ジンは私を見てドラク爺やカリン婆の様に目尻を下げながら、女の子は可愛くていいなぁと、アイラさんに女の子が欲しいと言っていた。(頑張ってください)
親子揃ってやっぱり可愛いのがお好きなようだ。
その様子を見て、ブランは拗ねていたようだが、悔しかったらリボンをつけると良いとアドバイスをすると、そんなの出来るかー!!と憤慨していた。
揶揄いがいのあるやつだ
ジンはドラクにそっくりで眉が太く男臭い顔をしている。
カリン婆のDNAはどこに行ったんだ。(カリン婆が嘆くのもなんとなく解る、可愛いものが全く似合わん)

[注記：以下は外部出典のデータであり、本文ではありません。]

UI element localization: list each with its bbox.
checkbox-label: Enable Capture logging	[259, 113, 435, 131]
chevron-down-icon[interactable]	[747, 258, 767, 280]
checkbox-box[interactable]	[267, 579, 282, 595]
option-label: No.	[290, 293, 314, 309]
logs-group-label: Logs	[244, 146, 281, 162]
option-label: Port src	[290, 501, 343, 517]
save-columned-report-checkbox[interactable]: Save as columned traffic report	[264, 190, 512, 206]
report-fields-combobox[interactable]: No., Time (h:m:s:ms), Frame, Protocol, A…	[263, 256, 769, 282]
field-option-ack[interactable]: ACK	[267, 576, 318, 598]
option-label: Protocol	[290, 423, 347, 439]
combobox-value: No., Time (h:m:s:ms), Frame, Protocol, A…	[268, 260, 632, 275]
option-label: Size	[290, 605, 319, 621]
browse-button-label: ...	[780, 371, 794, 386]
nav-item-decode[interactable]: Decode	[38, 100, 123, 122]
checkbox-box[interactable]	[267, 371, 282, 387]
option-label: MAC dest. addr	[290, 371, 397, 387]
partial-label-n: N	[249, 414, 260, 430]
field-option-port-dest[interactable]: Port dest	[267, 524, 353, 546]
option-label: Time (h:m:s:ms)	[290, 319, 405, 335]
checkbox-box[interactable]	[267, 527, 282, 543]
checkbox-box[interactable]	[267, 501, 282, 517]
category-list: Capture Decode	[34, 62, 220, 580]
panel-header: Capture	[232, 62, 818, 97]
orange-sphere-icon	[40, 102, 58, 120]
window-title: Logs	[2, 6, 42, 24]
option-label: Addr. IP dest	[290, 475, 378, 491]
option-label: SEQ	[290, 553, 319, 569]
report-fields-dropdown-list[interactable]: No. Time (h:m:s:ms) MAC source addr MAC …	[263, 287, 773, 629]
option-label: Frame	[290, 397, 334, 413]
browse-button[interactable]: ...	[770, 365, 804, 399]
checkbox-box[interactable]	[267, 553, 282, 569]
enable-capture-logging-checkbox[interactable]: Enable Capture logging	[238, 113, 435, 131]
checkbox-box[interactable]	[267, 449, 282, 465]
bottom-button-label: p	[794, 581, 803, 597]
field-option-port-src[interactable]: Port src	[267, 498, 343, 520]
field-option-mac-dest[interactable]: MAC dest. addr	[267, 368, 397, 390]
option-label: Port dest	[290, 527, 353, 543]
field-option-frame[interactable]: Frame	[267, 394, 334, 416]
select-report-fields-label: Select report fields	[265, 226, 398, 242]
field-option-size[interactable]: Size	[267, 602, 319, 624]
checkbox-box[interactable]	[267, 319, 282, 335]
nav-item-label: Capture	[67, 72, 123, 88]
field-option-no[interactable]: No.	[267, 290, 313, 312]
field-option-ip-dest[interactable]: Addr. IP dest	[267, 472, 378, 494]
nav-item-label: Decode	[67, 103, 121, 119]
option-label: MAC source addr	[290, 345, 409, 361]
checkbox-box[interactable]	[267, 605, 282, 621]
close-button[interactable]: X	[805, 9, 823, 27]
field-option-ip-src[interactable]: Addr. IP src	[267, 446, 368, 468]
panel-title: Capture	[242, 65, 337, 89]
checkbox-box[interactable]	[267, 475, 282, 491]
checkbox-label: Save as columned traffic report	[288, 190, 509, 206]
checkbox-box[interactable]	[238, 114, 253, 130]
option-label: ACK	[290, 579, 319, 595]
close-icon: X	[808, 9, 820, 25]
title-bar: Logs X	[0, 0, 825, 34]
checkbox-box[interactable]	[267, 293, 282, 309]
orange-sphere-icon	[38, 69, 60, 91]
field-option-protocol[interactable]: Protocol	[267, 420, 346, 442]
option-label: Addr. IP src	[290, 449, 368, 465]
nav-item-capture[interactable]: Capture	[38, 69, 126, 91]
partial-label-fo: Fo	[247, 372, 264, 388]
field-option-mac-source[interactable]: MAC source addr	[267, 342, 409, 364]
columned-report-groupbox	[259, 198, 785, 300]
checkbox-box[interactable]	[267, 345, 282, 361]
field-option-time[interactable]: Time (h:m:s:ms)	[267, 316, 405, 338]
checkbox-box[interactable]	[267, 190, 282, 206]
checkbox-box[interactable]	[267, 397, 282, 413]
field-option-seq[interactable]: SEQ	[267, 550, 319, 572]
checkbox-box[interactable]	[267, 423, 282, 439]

その上ブランもジンにそっくりなので、まだ可愛いうちにリボンを付けたがったカリン婆の気持ちもわかるが、ブランはもうリボンはNGのようだ。
私的には和やかな食事を皆んなで済ませ、その後カリン婆とアイラの2人に寄ってたかって、かわいいワンピースを幾つも着せ替えさせられ、立ったまま眠ってしまうまでファッションショーを続けさせられた。
横で見ていたブランには同情されるような目で見られていた。
ブラン親子は夜私が眠ってしまった後帰ったようだ。
翌日眼が覚めると、ドラク爺が今日は朝から体力作りじゃーと言っていたが、カリン婆にどんな運動をするのか確認されて、馬鹿たれと怒られていた。
しかたがないので、一人でリビングの毛皮の上でヨガなどやってみた。
まだ3歳なので下を向いた時に頭から転けないように気をつけた。
バランスを取るのがなかなか難しい。
30分程ヨガを転ばないように一心不乱でやっていたら、隣でカリン婆も同じようにヨガをやっていた。
一汗かいたので、シャワーを浴びたいと思っていたら、カリン婆が魔法を使って綺麗にしてくれた。
「今のが生活魔法のクリーナーだよ。自分や人にかければ服や身体が綺麗になるんだ。覚えておけばどこにいても清潔を保てる。清潔にしておけば、病気になり難くなるからね」
「ブランはもうクリーナーは使えるでしゅか?」
「使えるはずだよ」
「じゃあ、すぐ教えてくだしゃい!」
負けず嫌いが出てきて瞳をゴーゴー燃やしながら、カリン婆にお願いをした。
カリン婆は笑いながら、朝ごはんを食べたら教えてくれると約束してくれた。
私たち2人がヨガをしている間、仲間外れになったドラク爺は、外で薪割りをしていたので、私が外まで朝ご飯ができたことを知らせに行った。
薪割りをやっている様子を見ていると、スパンスパンと目が回るような早さで割っている。
見惚れていると、薪割りを済ませたドラク爺が気がついて、桃子もやってみるかと言われて斧を渡されそうになったけど、それを見ていたカリン婆にまた叱られていた。
ドラク爺はまだ3歳児の女の子の扱いが、解らないようだ。
私の方が気をつけねば、怪我をしてポーションを使う前に死んでしまいそうだ。